We should be preserving independent medicine and patient choice — not undermining it. It’s time for Congress to address the root of the problem.
The first simple step physicians and other healthcare professionals can take is to advocate for Congress to enact laws directed at paying physicians fairly for services provided to Medicare patients. At a minimum, that entails pay that keeps pace with inflation. Just like other industries’ labor costs are tied to the Consumer Price Index (CPI), Medicare physician payments should at least be tied to a similar measure of physician practice cost inflation, the Medicare Economic Index (MEI).

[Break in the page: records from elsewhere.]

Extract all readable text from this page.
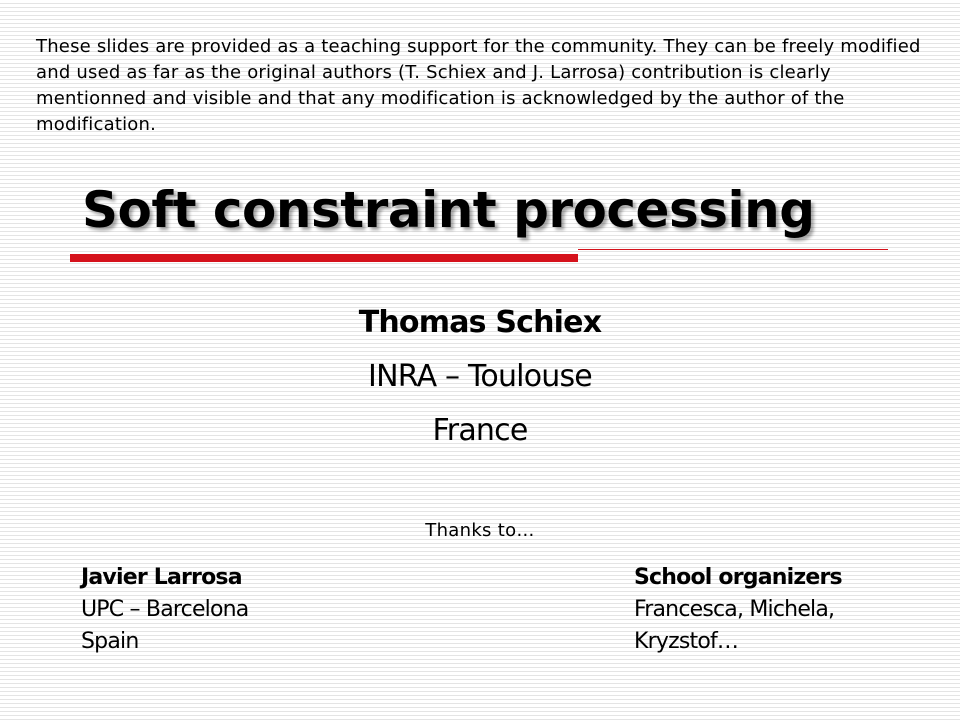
These slides are provided as a teaching support for the community. They can be freely modified and used as far as the original authors (T. Schiex and J. Larrosa) contribution is clearly mentionned and visible and that any modification is acknowledged by the author of the modification.
Soft constraint processing
Thomas Schiex
INRA – Toulouse
France
Thanks to…
Javier Larrosa
UPC – Barcelona
Spain
School organizers
Francesca, Michela,
Kryzstof…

Several physician members of Congress are leading the charge on such a reform with a bipartisan House bill that behooves support: H.R. 2474, the Strengthening Medicare for Patients and Providers Act. The centerpiece of that legislation is an annual, inflation-based Medicare physician payment update based on the full MEI.
Our current predicament is tied to the fact that Medicare physician payments haven’t even come close to keeping up with inflation over more than 20 years. Since 2001, Medicare physician payments have lagged 26% behind inflation while hospital and other health industry payments have kept pace, according to American Medical Association data. Over the same period, the CPI for physician services in U.S. cities increased by 65%.
Just think about that: What would you say if you worked more than 20 years with no raise and pay cuts to boot? I know what my colleagues across Texas are saying:
“If [another cut is] enacted, our [Medicare] reimbursement rate will be lower than what we received in 2012,” one physician calculated.
Another said, “My Medicare reimbursement, factoring for inflation, is less than half of what it was in 1998.”
The frustration is real, and so is the effect of Medicare payment cuts on physician practice viability. Likewise, access to care concerns for Medicare patients are therefore very real, too.
Don’t let a broken Medicare system break the backbone of the healthcare system for our most vulnerable patients.
Rick W. Snyder II, MD, is a cardiologist and president of the Texas Medical Association.